I went to where he directed me. Men scrambled over fallen walls, trying to pull survivors from the ruins in a cloud of smoke and heat. Screams from inside the rubble: “Help!” “Don’t let me burn alive!” and “Please, get me out!” Rescuers swore and worked feverishly, then fell back as the boards caught in the intense heat and the screams that followed from those caught within—dear God, such a terrible sound, one that vibrated into my skull until the flames took it and it dissipated in smoke.
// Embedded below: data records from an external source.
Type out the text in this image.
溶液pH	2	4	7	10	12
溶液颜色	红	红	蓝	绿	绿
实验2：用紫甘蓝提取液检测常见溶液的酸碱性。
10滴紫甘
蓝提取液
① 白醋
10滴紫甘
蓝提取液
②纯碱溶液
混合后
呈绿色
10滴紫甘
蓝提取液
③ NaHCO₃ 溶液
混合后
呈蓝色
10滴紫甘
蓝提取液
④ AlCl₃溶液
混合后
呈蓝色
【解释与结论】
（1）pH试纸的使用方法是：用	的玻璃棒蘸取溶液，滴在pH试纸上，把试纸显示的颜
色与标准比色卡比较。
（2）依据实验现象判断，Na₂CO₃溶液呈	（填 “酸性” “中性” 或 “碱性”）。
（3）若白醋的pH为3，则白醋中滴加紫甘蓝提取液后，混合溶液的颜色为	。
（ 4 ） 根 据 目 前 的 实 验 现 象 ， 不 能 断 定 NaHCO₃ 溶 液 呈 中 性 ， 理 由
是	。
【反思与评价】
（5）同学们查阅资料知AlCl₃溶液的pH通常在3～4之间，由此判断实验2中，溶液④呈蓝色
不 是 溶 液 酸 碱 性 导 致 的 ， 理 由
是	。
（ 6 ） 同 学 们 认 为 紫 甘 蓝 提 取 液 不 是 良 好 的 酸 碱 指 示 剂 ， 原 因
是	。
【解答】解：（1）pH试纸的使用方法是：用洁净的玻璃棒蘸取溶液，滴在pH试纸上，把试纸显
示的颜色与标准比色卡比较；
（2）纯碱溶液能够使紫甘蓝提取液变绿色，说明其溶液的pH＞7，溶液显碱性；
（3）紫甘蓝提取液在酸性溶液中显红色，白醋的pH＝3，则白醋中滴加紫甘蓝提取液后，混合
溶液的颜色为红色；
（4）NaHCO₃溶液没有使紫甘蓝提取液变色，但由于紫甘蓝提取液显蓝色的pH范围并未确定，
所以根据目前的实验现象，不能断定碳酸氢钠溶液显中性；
I spun away, my eyes stinging. The cries were swallowed by the sound of sucking air and crackling boards and plaster and paper. The heat was stifling; cinders fell like rain, one burning its way into the wool of my jacket until I beat it away.

After that I walked without regard for my feet or the smoke or my throbbing head. The city was no longer mine but a place I didn’t know. I had no idea where I was going, only that I must keep on, get away, stay hidden, find a place to rest, to think. I was mad with thirst; the next time I came across a broken water main, I knelt with others to drink. Though the water was dirty and tasted foul, it was water, and I was grateful for it.

Finally, I stopped at the edge of a large crowd filling a square surrounded with buildings. It took a moment before I saw something familiar in the piles of gathered trunks and bags and people sitting on the grass to watch the billowing gray smoke beyond as they might watch a fireworks program or a grand parade. The genteel grass lawns, the hedges and the benches, mobbed. The pillar with the statue Victory stretched into the sky, glinting in smoldering sunlight, the blocky white pedestal nearly hidden by the masses.